C’était gonflé ! Penser égaler voir dépasser Vienne pour le concert du Nouvel An ! En proposant deux concerts l’un le 31 décembre et l’autre le 1er janvier, afin d’encadrer le portique du passage de l’An neuf, Tugan Sokhiev a permis à plus de 4000 auditeurs toulousains de participer à un moment de pur délice musical en ces jours de fêtes. Contrairement à la Ville de Vienne qui a eu son beau concert radiotélévisé (une sage et docte direction un peu molle), Toulouse a bouillonné de joie de vivre.
L’année 2013 sera heureuse à Toulouse !
L’ Orchestre du Capitole est constamment rajeuni et la parité y est de mise. La beauté des musiciens, leur engagement, leurs sourires complices, en plus de leurs impeccables qualités musicales, tout cela participe de la fête. Tugan Sokhiev est détendu, charmant, souriant très souvent. Il lui arrive de diriger du regard sans gestes, de danser davantage qu’il ne dirige. Cette attitude si avenante et ostensiblement heureuse du chef comme de tous les musiciens contamine le public nombreux et de toutes les générations unies, qui participe activement au concert. Par une écoute attentive d’abord, puis par des applaudissements nourris, et enfin par la battue des mains en mesure en fin de concert. Le programme a été pensé avec un grand sens de l’élégance. Johann Strauss le fils, a eu tous les honneurs. L’ouverture de « Die Fledermaus » est enlevée, admirablement nuancée et théâtralement riche de sens. Les fameux thèmes ont été ciselés, dans un rythme précis, un tempo exact. Voilà un ouvrage que Tugan Sokhiev saura diriger à la perfection. Roses du Sud, est une ample valse à la construction précise. L’élégance de la direction de Tugan Sokhiev a parfaitement convenu à cette partition si délicate. Le jeu de chaque instrumentiste concentré et pourtant très souple a magnifié l’esprit de la Valse Viennoise de concert.

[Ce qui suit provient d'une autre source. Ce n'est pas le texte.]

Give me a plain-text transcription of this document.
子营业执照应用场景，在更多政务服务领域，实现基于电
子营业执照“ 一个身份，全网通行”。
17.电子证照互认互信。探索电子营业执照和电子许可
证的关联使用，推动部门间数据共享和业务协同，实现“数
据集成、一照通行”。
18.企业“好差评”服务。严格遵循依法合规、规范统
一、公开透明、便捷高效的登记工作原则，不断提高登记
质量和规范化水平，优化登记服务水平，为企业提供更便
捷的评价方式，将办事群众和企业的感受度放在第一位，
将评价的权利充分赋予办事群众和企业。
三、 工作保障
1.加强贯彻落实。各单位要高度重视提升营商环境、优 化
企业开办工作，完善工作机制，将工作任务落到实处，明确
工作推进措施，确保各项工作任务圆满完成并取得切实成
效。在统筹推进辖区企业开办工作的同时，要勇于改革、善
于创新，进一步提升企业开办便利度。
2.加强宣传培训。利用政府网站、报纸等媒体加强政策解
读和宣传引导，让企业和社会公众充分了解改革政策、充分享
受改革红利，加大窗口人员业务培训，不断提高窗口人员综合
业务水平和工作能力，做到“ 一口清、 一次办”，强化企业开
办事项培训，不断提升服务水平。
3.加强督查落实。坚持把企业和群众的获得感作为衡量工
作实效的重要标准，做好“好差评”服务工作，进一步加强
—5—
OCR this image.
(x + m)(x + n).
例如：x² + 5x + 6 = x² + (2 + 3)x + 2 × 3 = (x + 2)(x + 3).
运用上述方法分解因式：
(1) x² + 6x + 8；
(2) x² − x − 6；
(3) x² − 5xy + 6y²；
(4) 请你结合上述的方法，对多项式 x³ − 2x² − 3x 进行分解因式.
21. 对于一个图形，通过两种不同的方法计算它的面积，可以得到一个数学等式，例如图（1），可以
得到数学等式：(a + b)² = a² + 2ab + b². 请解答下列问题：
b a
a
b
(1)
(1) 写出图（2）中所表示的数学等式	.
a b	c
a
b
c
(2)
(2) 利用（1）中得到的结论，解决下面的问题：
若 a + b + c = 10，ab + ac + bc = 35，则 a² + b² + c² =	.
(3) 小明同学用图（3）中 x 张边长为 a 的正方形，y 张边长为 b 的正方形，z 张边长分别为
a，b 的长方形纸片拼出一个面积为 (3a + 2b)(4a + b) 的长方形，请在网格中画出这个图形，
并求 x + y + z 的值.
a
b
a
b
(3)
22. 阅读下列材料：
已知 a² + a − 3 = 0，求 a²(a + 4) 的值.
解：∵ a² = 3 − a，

Mais c’est peut-être dans cette irrésistible Annen Polka que le génie de Strauss a rencontré celui du chef ossète si avide de précision rythmique. Dans un vrombissement permanent, et une avancée fulgurante, chacun a senti le flux d’énergie le gagner, lui promettant d’entrer dans une année à l’élan résolument engagé. Le beau Danube Bleu est peut-être la quintessence de l’esprit viennois de fête. L’interprétation de la phalange toulousaine et de son chef a été divinement nuancée avec une clarté irrésistiblement séduisante.
« Johann Strauss est celui qui donne le plus de joie » ; en admirant son aîné l’autre grand Strauss, Richard, a écrit une suite d’après son Chevalier à la Rose qui non seulement a une orchestration rutilante mais également un esprit de danse et de bonheur sans la mélancolie de l’opéra. L’érotisme du début de la partition, les lourdes effluves de la présentation de la Rose, les émois des jeunes amoureux, les ombres carnavalesques pour le Baron Ochs, tout a été suggéré avec une théâtralité pleine d’humour.
La danse Macabre de Saint-Saëns faisait figure d’invité surprise dans ce paysage purement viennois. L’esprit décalé de la partition virtuose était bien venu afin de vivifier et de rafraîchir l’ambiance saturée de riches effluves. Les secondes de pagailles dans le début de la fugue ont permis de se rappeler combien la musique est art de l’instant vivant qui peut s’évanouir ; mais tel le Phenix pouvant renaître de ses cendres, la musique est revenue encore plus belle après ce danger écarté.
La Barcarolle des Contes d’Hoffmman de l’autre musicien du bonheur en musique, Jacques Offenbach, est un moment de grâce suspendue en premier bis. Joie, partage enthousiasme ont été portés à un sommet lors du bis et tris de la fameuse Marche de Radetzky de Johann Strauss père. Dirigeant également le public, frappant ses mains en cadence, Tugan Sokhiev a lié l’orchestre et son public pour le plus beau début d’année qui se puisse rêver. Toulouse centre du monde de la joie ? Qui sait ? En tout cas : BONNE ANNÉE À TOUS !
Toulouse. Halle-Aux-Grains, le 1er janvier 2013. Concert du Nouvel An. Johann Strauss Fils (1825-1899) : La Chauve-souris, Ouverture ; Roses du Sud, op.338 ; Annen Polka, op.137 ; Le beau Danube bleu, op.314 ; Richard Strauss (1864-1949) : Der Rosenkavalier, suite, op.59 ; Camille Saint-Saëns (1835-1921) Danse Macabre, op.40. Orchestre National du Capitole de Toulouse. Tugan Sokhiev, direction.